Before I could find words, I heard another woman saying Pat’s name, asking him to buy her another drink. Her voice was clear enough for me to know she was right there, probably pressed against him, her lips near his ear and—
I snapped. Lie after lie poured from my mouth about cities I’d seen, places I’d stayed, how wonderful it was being free and unattached. Tears poured down my face to match the lies streaming out. Lying was a way to shove Pat out of my life and slam the door behind him. I couldn’t have him calling me up when he wanted, breaking my heart all over again.
And then I heard Jo stirring through the baby monitor on the counter. I told Pat I had to go and hung up without waiting for a response.
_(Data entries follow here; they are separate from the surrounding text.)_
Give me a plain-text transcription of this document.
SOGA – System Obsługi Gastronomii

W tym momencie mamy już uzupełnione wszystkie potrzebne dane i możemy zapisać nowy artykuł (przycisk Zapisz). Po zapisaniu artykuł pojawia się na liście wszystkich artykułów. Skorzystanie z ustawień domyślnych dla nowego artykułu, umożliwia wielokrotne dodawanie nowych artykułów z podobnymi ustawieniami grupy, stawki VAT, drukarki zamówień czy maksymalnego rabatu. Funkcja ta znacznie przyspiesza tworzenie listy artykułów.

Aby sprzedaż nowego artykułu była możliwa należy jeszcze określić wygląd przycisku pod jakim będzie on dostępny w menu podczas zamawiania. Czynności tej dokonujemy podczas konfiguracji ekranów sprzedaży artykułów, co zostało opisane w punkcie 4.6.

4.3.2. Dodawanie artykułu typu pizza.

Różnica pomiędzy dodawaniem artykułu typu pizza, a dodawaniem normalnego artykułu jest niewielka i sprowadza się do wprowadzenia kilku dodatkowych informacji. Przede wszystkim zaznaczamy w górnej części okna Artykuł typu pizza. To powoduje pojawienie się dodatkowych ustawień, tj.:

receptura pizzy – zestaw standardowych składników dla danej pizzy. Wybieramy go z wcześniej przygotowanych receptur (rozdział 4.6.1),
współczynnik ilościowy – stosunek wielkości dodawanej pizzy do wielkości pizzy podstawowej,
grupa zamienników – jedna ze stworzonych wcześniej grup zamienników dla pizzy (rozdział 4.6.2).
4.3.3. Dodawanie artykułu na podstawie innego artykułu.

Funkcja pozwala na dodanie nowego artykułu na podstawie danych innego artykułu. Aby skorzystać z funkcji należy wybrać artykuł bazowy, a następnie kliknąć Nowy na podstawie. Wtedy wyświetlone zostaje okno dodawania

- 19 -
I went up to feed Jo, diving back into what had become my routine, hoping to forget about the man I’d loved.
Now, as understanding washes over Pat, I can see him fighting to contain his hurt and anger. I expect an explosion, but he holds it all behind the tightness of his jaw, the pinch of his forehead.
Pat has changed, or maybe he’s simply matured. Restraint was never his strong suit. What he felt bubbled out of him like an underground spring, unrestrained and uncontained.
“Did you ever go to Europe?” he asks.
“Raising a kid and taking care of Mama changed all my plans.” It changed me. Sometimes I think for the better, but it’s really hard to say.